Ich fahre durch 6 Bundesländer auf 7 Autobahnen vorbei an den letzten Paartausend Jahren deutscher Geschichte, zusammengefasst auf braunen Schildern. Ich lande in einem engen Tal mit einem verlassenen Dorf.

An einer steilen, schmalen Straße steht ein Haus voll rosa. Kitsch. Geraffel. Eine scheußliche Puppensammlung. Selbst das WC ist in einem Rosaton gehalten. Ob der Mann, der das alles finanziert und aufgebaut hat, bei der Innengestaltung ein Wörtchen mitzureden hatte?

Kein Staubkorn liegt herum, alles steht an seinem Platz. Selbst am Garagenfenster hängen frisch gesteifte Gardinen. Besser nirgends zu heftig atmen.

Es ist das Elternhaus meiner Freundin J. Die mir – obwohl wir uns so selten sehen und viel zu wenig reden – wichtig genug ist, um viele Hundert Kilometer zu fahren, wenn sie zum Geburtstag in ihrer alten Heimat lädt.

Auch ihre neuen Freunde aus der großen Stadt am Rhein sind gekommen, sie feiern wild und J. ist aufgedreht und betrunken, wie ich sie in all den Jahren nie gesehen habe. Sie ist wie ausgewechselt, alles nur wegen diesem Stecher…
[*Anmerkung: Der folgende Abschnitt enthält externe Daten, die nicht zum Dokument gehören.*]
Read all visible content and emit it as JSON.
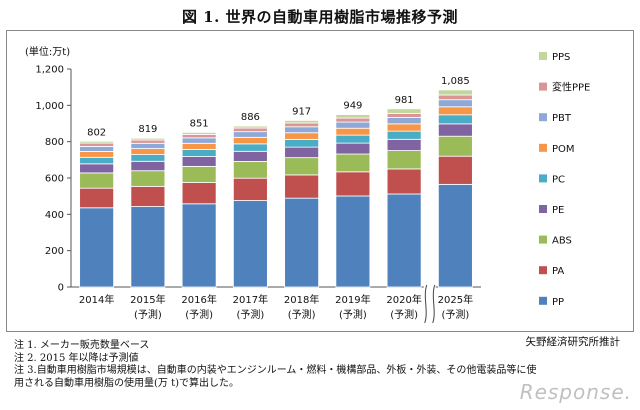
{
  "title": "図 1.  世界の自動車用樹脂市場推移予測",
  "notes": [
    "注 1. メーカー販売数量ベース",
    "注 2. 2015 年以降は予測値",
    "注  3.自動車用樹脂市場規模は、自動車の内装やエンジンルーム・燃料・機構部品、外板・外装、その他電装品等に使",
    "用される自動車用樹脂の使用量(万 t)で算出した。"
  ],
  "source": "矢野経済研究所推計",
  "watermark": "Response.",
  "colors": {
    "PP": "#4f81bd",
    "PA": "#c0504d",
    "ABS": "#9bbb59",
    "PE": "#8064a2",
    "PC": "#4bacc6",
    "POM": "#f79646",
    "PBT": "#8ea9d8",
    "変性PPE": "#d99694",
    "PPS": "#c3d69b"
  },
  "chart_data": {
    "type": "bar",
    "stacked": true,
    "ylabel": "(単位:万t)",
    "ylim": [
      0,
      1200
    ],
    "yticks": [
      "0",
      "200",
      "400",
      "600",
      "800",
      "1,000",
      "1,200"
    ],
    "grid": false,
    "legend_position": "right",
    "axis_break_between": [
      "2020年",
      "2025年"
    ],
    "categories": [
      "2014年",
      "2015年",
      "2016年",
      "2017年",
      "2018年",
      "2019年",
      "2020年",
      "2025年"
    ],
    "category_sublabels": [
      "",
      "(予測)",
      "(予測)",
      "(予測)",
      "(予測)",
      "(予測)",
      "(予測)",
      "(予測)"
    ],
    "totals": [
      "802",
      "819",
      "851",
      "886",
      "917",
      "949",
      "981",
      "1,085"
    ],
    "total_values": [
      802,
      819,
      851,
      886,
      917,
      949,
      981,
      1085
    ],
    "legend_order": [
      "PPS",
      "変性PPE",
      "PBT",
      "POM",
      "PC",
      "PE",
      "ABS",
      "PA",
      "PP"
    ],
    "series": [
      {
        "name": "PP",
        "values": [
          436,
          443,
          458,
          476,
          489,
          501,
          512,
          565
        ]
      },
      {
        "name": "PA",
        "values": [
          108,
          111,
          117,
          123,
          128,
          133,
          138,
          155
        ]
      },
      {
        "name": "ABS",
        "values": [
          84,
          86,
          89,
          92,
          95,
          98,
          101,
          110
        ]
      },
      {
        "name": "PE",
        "values": [
          50,
          52,
          54,
          56,
          58,
          60,
          62,
          68
        ]
      },
      {
        "name": "PC",
        "values": [
          36,
          37,
          39,
          41,
          42,
          44,
          45,
          50
        ]
      },
      {
        "name": "POM",
        "values": [
          32,
          33,
          34,
          36,
          37,
          38,
          40,
          44
        ]
      },
      {
        "name": "PBT",
        "values": [
          28,
          29,
          30,
          31,
          33,
          34,
          35,
          39
        ]
      },
      {
        "name": "変性PPE",
        "values": [
          18,
          18,
          19,
          20,
          21,
          22,
          23,
          26
        ]
      },
      {
        "name": "PPS",
        "values": [
          10,
          10,
          11,
          11,
          14,
          19,
          25,
          28
        ]
      }
    ]
  }
}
Ich bin ein bisschen neidisch auf diese Clique, die so offensichtlich so viel gemeinsam erlebt hat und trotz der mittlerweile erfolgten Ankunft im Erwachsenenleben sehr viel 12 bewahrt hat.

Es ist eine milde Nacht, wir sind in einem alten Steinbruch, das Lagerfeuer lodert, sein Licht wird von den steilen Steinwänden zurückgeworfen, über uns leuchtet die Milchstraße am sonst so schwarzen Neumondhimmel.

Ich könnte ewig hier liegen und den Geschichten von J.s alten Freunden aus der Schulzeit hören, Geschichten von einer Kindheit in dem engen Tal, in dem alle Türen offen standen und alle Kinder durch alle Häuser tollten. Ich höre Spitznamen, wie sie sonst nur in Kinderbüchern vorkommen und bei denen ich immer gedacht habe, dass solche Namen im richtigen Leben nicht verteilt werden. Blacky, das Böhnchen, der Dodo.

Kurz vor der Dämmerung laufen wir vom Steinbruch zurück ins Tal und ich erzähle von mir. Ich bin so weit weg von allem wie die letzten Sterne, die über uns glitzern.